Alexei Starovoitov <alexei.starovoitov@xxxxxxxxx> · Mon, 17 Mar 2025 14:46:47 -0700

On Mon, Mar 17, 2025 at 1:28 PM Eduard Zingerman <eddyz87@xxxxxxxxx> wrote:
>
> On Fri, 2025-03-14 at 19:51 -0700, Alexei Starovoitov wrote:
>
> [...]
>
> > Looks like the whole concept of old-style liveness and precision
> > is broken with loops.
> > propagate_liveness() will take marks from old state,
> > but old is incomplete, so propagating them into cur doesn't
> > make cur complete either.
> >
> > > Another possibility is to forgo loop entries altogether and upon
> > > states_equal(cached, cur, RANGE_WITHIN) mark all registers in the
> > > `cached` state as read and precise, propagating this info in `cur`.
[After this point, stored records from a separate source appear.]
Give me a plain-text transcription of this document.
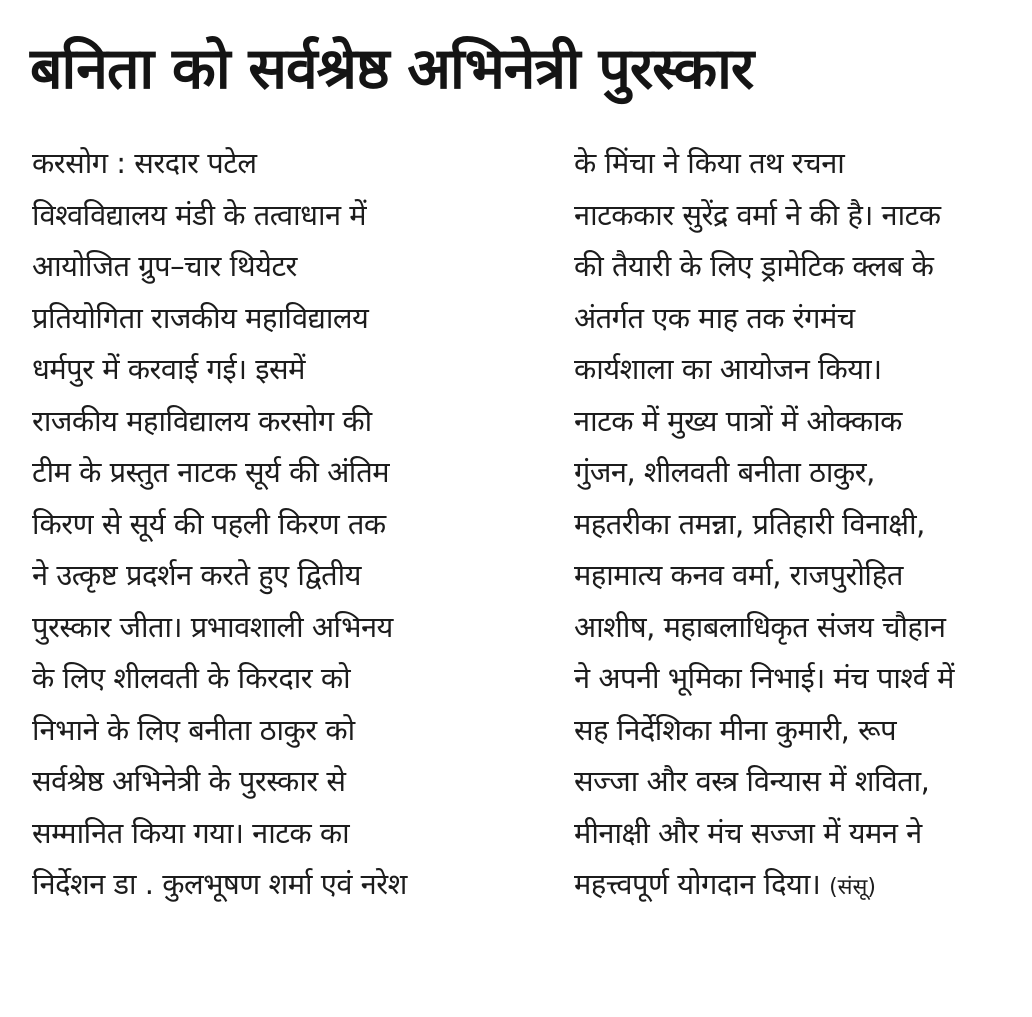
बनिता को सर्वश्रेष्ठ अभिनेत्री पुरस्कार
करसोग : सरदार पटेल
विश्वविद्यालय मंडी के तत्वाधान में
आयोजित ग्रुप–चार थियेटर
प्रतियोगिता राजकीय महाविद्यालय
धर्मपुर में करवाई गई। इसमें
राजकीय महाविद्यालय करसोग की
टीम के प्रस्तुत नाटक सूर्य की अंतिम
किरण से सूर्य की पहली किरण तक
ने उत्कृष्ट प्रदर्शन करते हुए द्वितीय
पुरस्कार जीता। प्रभावशाली अभिनय
के लिए शीलवती के किरदार को
निभाने के लिए बनीता ठाकुर को
सर्वश्रेष्ठ अभिनेत्री के पुरस्कार से
सम्मानित किया गया। नाटक का
निर्देशन डा . कुलभूषण शर्मा एवं नरेश
के मिंचा ने किया तथ रचना
नाटककार सुरेंद्र वर्मा ने की है। नाटक
की तैयारी के लिए ड्रामेटिक क्लब के
अंतर्गत एक माह तक रंगमंच
कार्यशाला का आयोजन किया।
नाटक में मुख्य पात्रों में ओक्काक
गुंजन, शीलवती बनीता ठाकुर,
महतरीका तमन्ना, प्रतिहारी विनाक्षी,
महामात्य कनव वर्मा, राजपुरोहित
आशीष, महाबलाधिकृत संजय चौहान
ने अपनी भूमिका निभाई। मंच पार्श्व में
सह निर्देशिका मीना कुमारी, रूप
सज्जा और वस्त्र विन्यास में शविता,
मीनाक्षी और मंच सज्जा में यमन ने
महत्त्वपूर्ण योगदान दिया। (संसू)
> > > I'll try this as well.
> >
> > Have a gut feel that it won't work.
> > Currently we have loop_entry->branches is a flag of "completeness".
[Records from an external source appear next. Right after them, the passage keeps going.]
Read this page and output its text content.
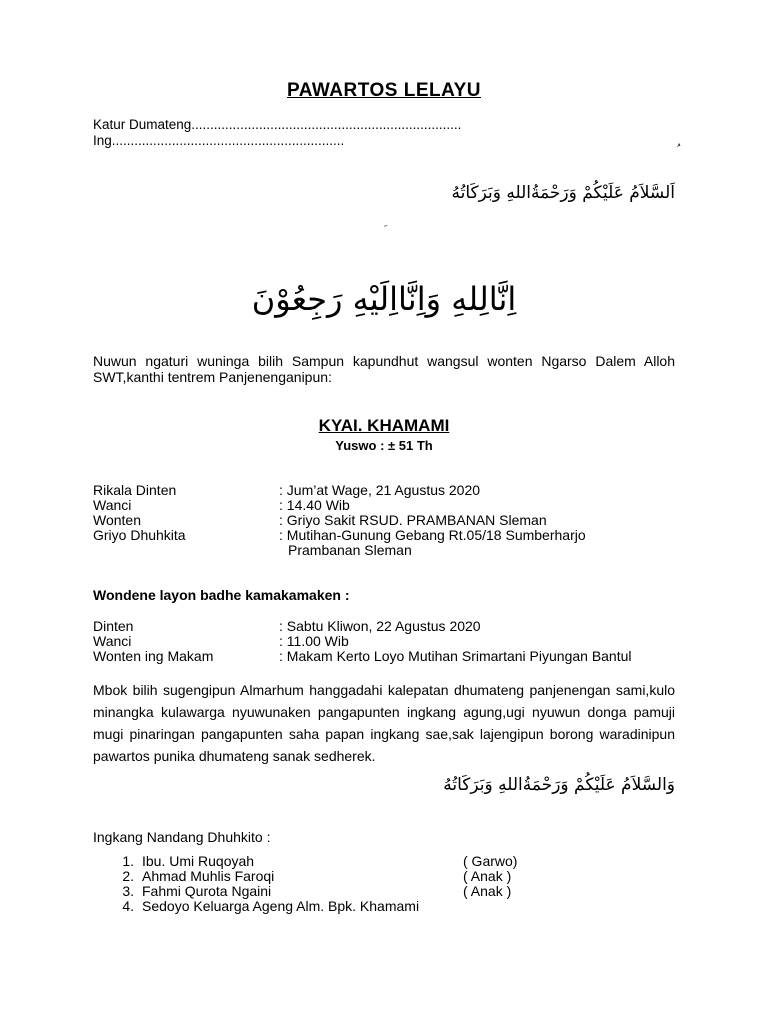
PAWARTOS LELAYU
Katur Dumateng........................................................................
Ing..............................................................
اَلسَّلاَمُ عَلَيْكُمْ وَرَحْمَةُاللهِ وَبَرَكَاتُهُ
اِنَّالِلهِ وَاِنَّااِلَيْهِ رَجِعُوْنَ
Nuwun ngaturi wuninga bilih Sampun kapundhut wangsul wonten Ngarso Dalem Alloh SWT,kanthi tentrem Panjenenganipun:
KYAI. KHAMAMI
Yuswo : ± 51 Th
Rikala Dinten	: Jum’at Wage, 21 Agustus 2020
Wanci	: 14.40 Wib
Wonten	: Griyo Sakit RSUD. PRAMBANAN Sleman
Griyo Dhuhkita	: Mutihan-Gunung Gebang Rt.05/18 Sumberharjo
Prambanan Sleman
Wondene layon badhe kamakamaken :
Dinten	: Sabtu Kliwon, 22 Agustus 2020
Wanci	: 11.00 Wib
Wonten ing Makam	: Makam Kerto Loyo Mutihan Srimartani Piyungan Bantul
Mbok bilih sugengipun Almarhum hanggadahi kalepatan dhumateng panjenengan sami,kulo minangka kulawarga nyuwunaken pangapunten ingkang agung,ugi nyuwun donga pamuji mugi pinaringan pangapunten saha papan ingkang sae,sak lajengipun borong waradinipun pawartos punika dhumateng sanak sedherek.
وَالسَّلاَمُ عَلَيْكُمْ وَرَحْمَةُاللهِ وَبَرَكَاتُهُ
Ingkang Nandang Dhuhkito :
1. Ibu. Umi Ruqoyah	( Garwo)
2. Ahmad Muhlis Faroqi	( Anak )
3. Fahmi Qurota Ngaini	( Anak )
4. Sedoyo Keluarga Ageng Alm. Bpk. Khamami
> > which doesn't work for loops,
> > so maybe we need a bool flag for looping states and instead of:
> > force_exact = loop_entry && complete
> > use
> > force_exact = loop_entry || incomplete
> >
> > looping state will have "incomplete" flag cleared only when branches == 0 ?
> > or maybe never.
> >
> > The further we get into this the more I think we need to get rid of
> > existing liveness, precision, and everything path sensitive and
> > convert it all to data flow analysis.
>
> In [1] I tried conservatively marking cached state registers as both
> read and precise when states_equal(cached, cur, RANGE_WITHIN) == true.
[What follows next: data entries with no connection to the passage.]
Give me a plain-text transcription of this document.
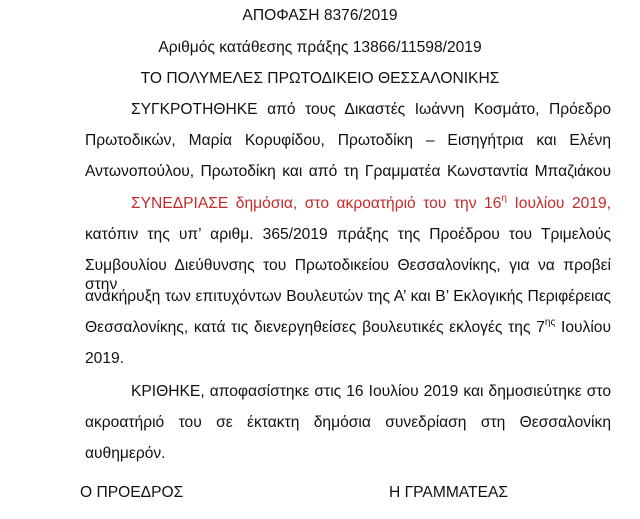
ΑΠΟΦΑΣΗ 8376/2019
Αριθμός κατάθεσης πράξης 13866/11598/2019
ΤΟ ΠΟΛΥΜΕΛΕΣ ΠΡΩΤΟΔΙΚΕΙΟ ΘΕΣΣΑΛΟΝΙΚΗΣ
ΣΥΓΚΡΟΤΗΘΗΚΕ από τους Δικαστές Ιωάννη Κοσμάτο, Πρόεδρο
Πρωτοδικών, Μαρία Κορυφίδου, Πρωτοδίκη – Εισηγήτρια και Ελένη
Αντωνοπούλου, Πρωτοδίκη και από τη Γραμματέα Κωνσταντία Μπαζιάκου
ΣΥΝΕΔΡΙΑΣΕ δημόσια, στο ακροατήριό του την $16^\eta$ Ιουλίου 2019,
κατόπιν της υπ’ αριθμ. 365/2019 πράξης της Προέδρου του Τριμελούς
Συμβουλίου Διεύθυνσης του Πρωτοδικείου Θεσσαλονίκης, για να προβεί στην
ανακήρυξη των επιτυχόντων Βουλευτών της Α’ και Β’ Εκλογικής Περιφέρειας
Θεσσαλονίκης, κατά τις διενεργηθείσες βουλευτικές εκλογές της $7^{\eta\varsigma}$ Ιουλίου
2019.
ΚΡΙΘΗΚΕ, αποφασίστηκε στις 16 Ιουλίου 2019 και δημοσιεύτηκε στο
ακροατήριό του σε έκτακτη δημόσια συνεδρίαση στη Θεσσαλονίκη
αυθημερόν.
Ο ΠΡΟΕΔΡΟΣ	Η ΓΡΑΜΜΑΤΕΑΣ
> It works for the example at hand, but indeed falls apart because it
> interferes with widening logic.

hindsight 20/20 :)

> So, anything like below can't be
> verified anymore (what was I thinking?):
>
>     SEC("raw_tp")
>     __success
>     int iter_nested_deeply_iters(const void *ctx)
>     {
>         int sum = 0;
>
>         MY_PID_GUARD();
>
>         bpf_repeat(10) {
>                 ...
>                 sum += 1;
>                 ...
>         }
>
>         return sum;
>     }
>
> Looks like there are only two options left:
> a. propagate read/precision marks in state graph until fixed point is
>    reached;
> b. switch to CFG based DFA analysis (will need slot/register type
>    propagation to identify which scalars can be precise).
>
> (a) is more in line with what we do currently and probably less code.
> But I expect that it would be harder to think about in case if
> something goes wrong (e.g. we don't print/draw states graph at the
> moment, I have a debug patch for this that I just cherry-pick).

if (a) is not a ton of code it's worth giving it a shot,
but while(!converged) propagate_precision()
will look scary.
We definitely need to do (b) at the end.